In his Findings and Recommendation, Judge Juba, without the benefit of the decisions in Schnitzer and Lampros, recommended compelled arbitration of claims arising under § 10(b) of the 1934 Act. However, the rule in this district, as stated in Schnitzer and followed in Lampros, controls. I do not adopt the Findings and Recommendation and hold that claims under the Securities and Exchange Act of 1934 are not arbitrable. Defendants’ motion to compel arbitration is denied. I have also considered defendants’ alternative motion to dismiss and deny that motion. Plaintiffs have alleged sufficient facts in their complaint to support a claim under both § 10(b) and RICO.

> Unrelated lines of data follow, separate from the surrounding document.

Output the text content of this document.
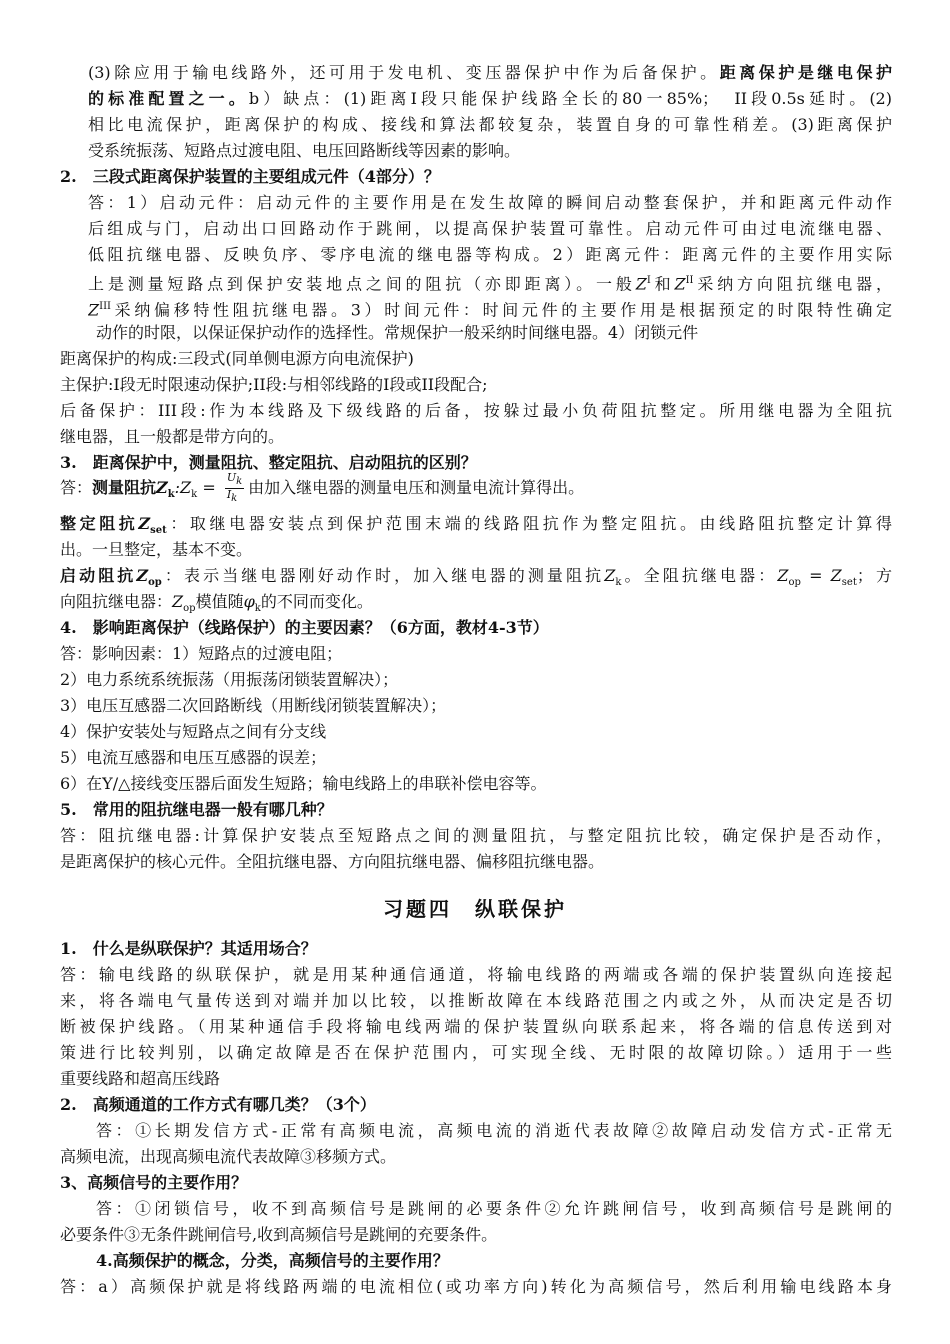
(3)除应用于输电线路外，还可用于发电机、变压器保护中作为后备保护。距离保护是继电保护
的标准配置之一。b）缺点：(1)距离Ⅰ段只能保护线路全长的80一85%；　II段0.5s延时。(2)
相比电流保护，距离保护的构成、接线和算法都较复杂，装置自身的可靠性稍差。(3)距离保护
受系统振荡、短路点过渡电阻、电压回路断线等因素的影响。
2.　三段式距离保护装置的主要组成元件（4部分）？
答：1）启动元件：启动元件的主要作用是在发生故障的瞬间启动整套保护，并和距离元件动作
后组成与门，启动出口回路动作于跳闸，以提高保护装置可靠性。启动元件可由过电流继电器、
低阻抗继电器、反映负序、零序电流的继电器等构成。2）距离元件：距离元件的主要作用实际
上是测量短路点到保护安装地点之间的阻抗（亦即距离）。一般$Z^I$和$Z^{II}$采纳方向阻抗继电器，
$Z^{III}$采纳偏移特性阻抗继电器。3）时间元件：时间元件的主要作用是根据预定的时限特性确定
动作的时限，以保证保护动作的选择性。常规保护一般采纳时间继电器。4）闭锁元件
距离保护的构成:三段式(同单侧电源方向电流保护)
主保护:I段无时限速动保护;II段:与相邻线路的I段或II段配合;
后备保护：III段:作为本线路及下级线路的后备，按躲过最小负荷阻抗整定。所用继电器为全阻抗
继电器，且一般都是带方向的。
3.　距离保护中，测量阻抗、整定阻抗、启动阻抗的区别？
答：测量阻抗$Z_k:Z_k = \frac{U_k}{I_k}$ 由加入继电器的测量电压和测量电流计算得出。
整定阻抗$Z_{set}$：取继电器安装点到保护范围末端的线路阻抗作为整定阻抗。由线路阻抗整定计算得
出。一旦整定，基本不变。
启动阻抗$Z_{op}$：表示当继电器刚好动作时，加入继电器的测量阻抗$Z_k$。全阻抗继电器：$Z_{op} = Z_{set}$；方
向阻抗继电器：$Z_{op}$模值随$\varphi_k$的不同而变化。
4.　影响距离保护（线路保护）的主要因素？（6方面，教材4-3节）
答：影响因素：1）短路点的过渡电阻；
2）电力系统系统振荡（用振荡闭锁装置解决）；
3）电压互感器二次回路断线（用断线闭锁装置解决）；
4）保护安装处与短路点之间有分支线
5）电流互感器和电压互感器的误差；
6）在Y/△接线变压器后面发生短路；输电线路上的串联补偿电容等。
5.　常用的阻抗继电器一般有哪几种？
答：阻抗继电器:计算保护安装点至短路点之间的测量阻抗，与整定阻抗比较，确定保护是否动作，
是距离保护的核心元件。全阻抗继电器、方向阻抗继电器、偏移阻抗继电器。
习题四　纵联保护
1.　什么是纵联保护？其适用场合？
答：输电线路的纵联保护，就是用某种通信通道，将输电线路的两端或各端的保护装置纵向连接起
来，将各端电气量传送到对端并加以比较，以推断故障在本线路范围之内或之外，从而决定是否切
断被保护线路。（用某种通信手段将输电线两端的保护装置纵向联系起来，将各端的信息传送到对
策进行比较判别，以确定故障是否在保护范围内，可实现全线、无时限的故障切除。）适用于一些
重要线路和超高压线路
2.　高频通道的工作方式有哪几类？（3个）
答：①长期发信方式-正常有高频电流，高频电流的消逝代表故障②故障启动发信方式-正常无
高频电流，出现高频电流代表故障③移频方式。
3、高频信号的主要作用？
答：①闭锁信号，收不到高频信号是跳闸的必要条件②允许跳闸信号，收到高频信号是跳闸的
必要条件③无条件跳闸信号,收到高频信号是跳闸的充要条件。
4.高频保护的概念，分类，高频信号的主要作用？
答：a）高频保护就是将线路两端的电流相位(或功率方向)转化为高频信号，然后利用输电线路本身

. The "Customer Agreement” contained the following provision:

Any controversy between Smith Barney and me arising out of or relating to this contract or the breach thereof, shall be settled by arbitration____ The award of the arbitrator, or of a majority of them, shall be final, and judgment upon the award rendered may be entered in any court, state or federal, having jurisdiction. The federal securities laws provide that agreements may not bind persons to waive compliance with any provision of the federal securities laws. Therefore, nothing in this paragraph shall in any way constitute a waiver or limitation of any rights which the undersigned may have under federal securities laws.